Sunday, January 25, 2015

Successful Physicians Require Capital and New Practice Models

A man should never be ashamed to own he has been in the wrong, which is but saying, in other words, the he is wiser to-day than yesterday.

Jonathon Swift (1667-1745), Thoughts on Various Subjects

Over the years, I have consistently positioned myself on the side of individual physicians as key to the best health system the U.S. has to offer.

I have been wrong. I should have listened to my own advice back in 1988, when I wrote in And Who Shall Care for the Sick?The Corporate Transformation of Medicine in Minnesota, ” To survive and thrive over the long haul, physicians will have to fight fire with fire and form doctor corporations.The other "fire" is health care corporations with access to capital, mechanisms for dealing with administrative and bureaucratic tasks, the ability to organize complex technology, bringing together professionals from various fields to deliver service as a team).

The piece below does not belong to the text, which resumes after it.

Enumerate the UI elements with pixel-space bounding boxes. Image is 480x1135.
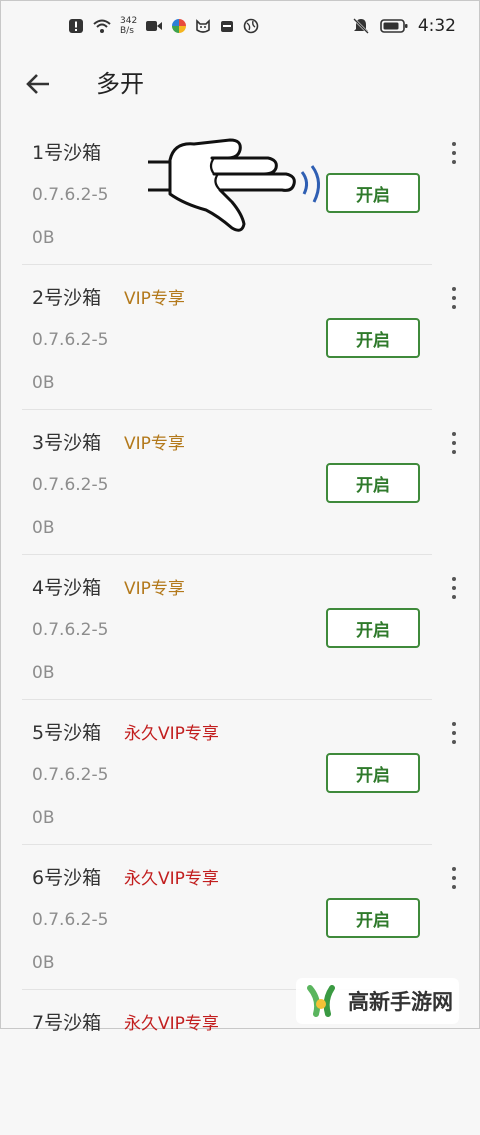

Corporations who have done these things are winning. Winning corporations include: the Mayo Clinic, large integrated hospital systems, Kaiser Health, medical megaclinics, UnitedHealthcare, and other entities that organize doctors into teams or look upon doctors collectively. Private practices by individuals or small groups of individuals are losing due to lack of capital and the capacity to do the other things.

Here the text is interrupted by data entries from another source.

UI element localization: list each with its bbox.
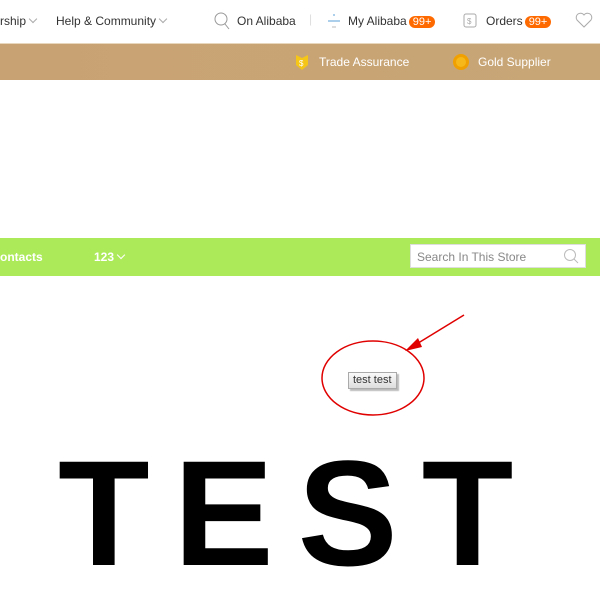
annotation-arrow [414, 314, 465, 346]
big-test-heading: TEST [58, 429, 538, 597]
arrow-head-icon [405, 338, 422, 351]
test-button[interactable]: test test [348, 372, 397, 389]
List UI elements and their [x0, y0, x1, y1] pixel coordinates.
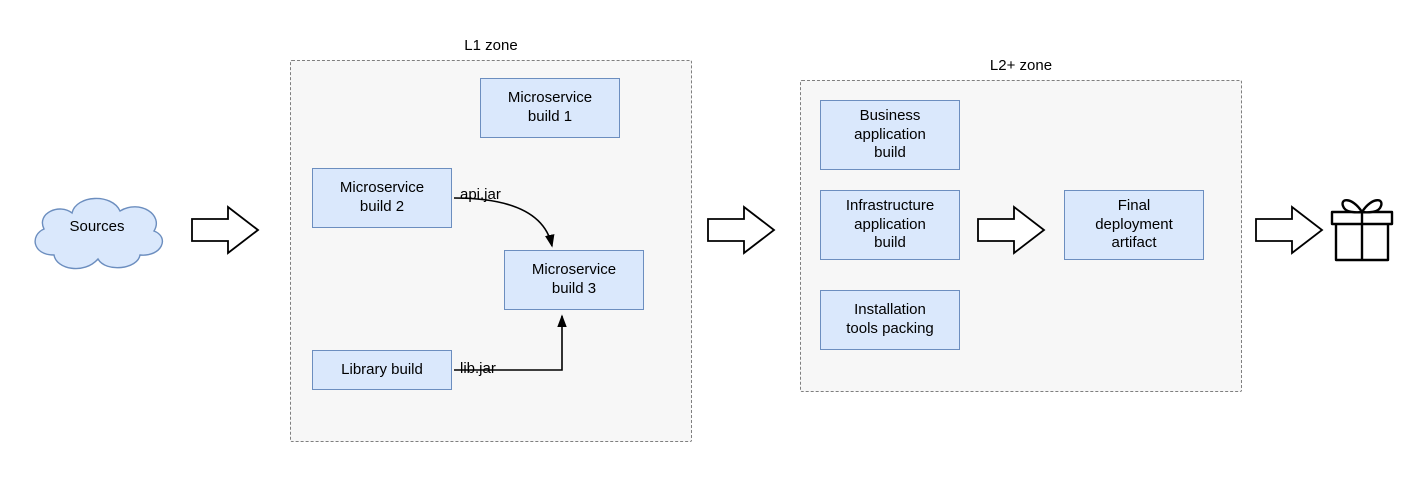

There are signs physicians are changing and recognizing that physician collectivism rather than individualism will win the day.

That is why groups of physicians forming specialty centers to perform one procedures to a limited set of procedures or common disease like diabetes or cancer have emerged as formidable health care competitors.

That is why physicians are partnering with hospitals to gain market share in local and regional markets.

And that is why the Obama administration is pushing Accountable Care Organizations (ACOs), led by hospitals and physicians sharing “savings” are one of the pillars of the health care law. At this early stage, ACOs have a mixed track record. Many existing physician organizations declined to join the ACO movement, and some of the ACO pioneers have dropped out because of expense, bureaucratic hassles, hostility of specialists, failures to save money, or the feeling they can do ACO-type organizations on their own.

But ACOs remain in the organizational chase, and their numbers are growing.

There are now 522 total accountable care organizations are serving 15 to 17 percent of the U.S. population. The 522 total of ACOs is an increase from 370 in September 2013 and 258 in February 2013. The majority of these are CMS ACOs — Pioneer ACOs, Medicare Shared Savings Program ACOs, Medicaid ACOs or participants in the Physician Group Practice Transition program. CMS' latest round of ACO approvals in January brings the total number of Medicare ACOs to 368, up from 235 in July 2013. Despite their target populations, the Medicare ACOs are still serving an estimated 33 million non-Medicare patients.

There is nothing inherently wrong with physicians being part of a corporate team that delivers the best care and the best technologies that medicine has to offer. But it requires capital and organizations to do these things right. The important thing is to retain clinical autonomy, offering high levels of cost-effective service, and keeping the patients’ best interests in the forefront.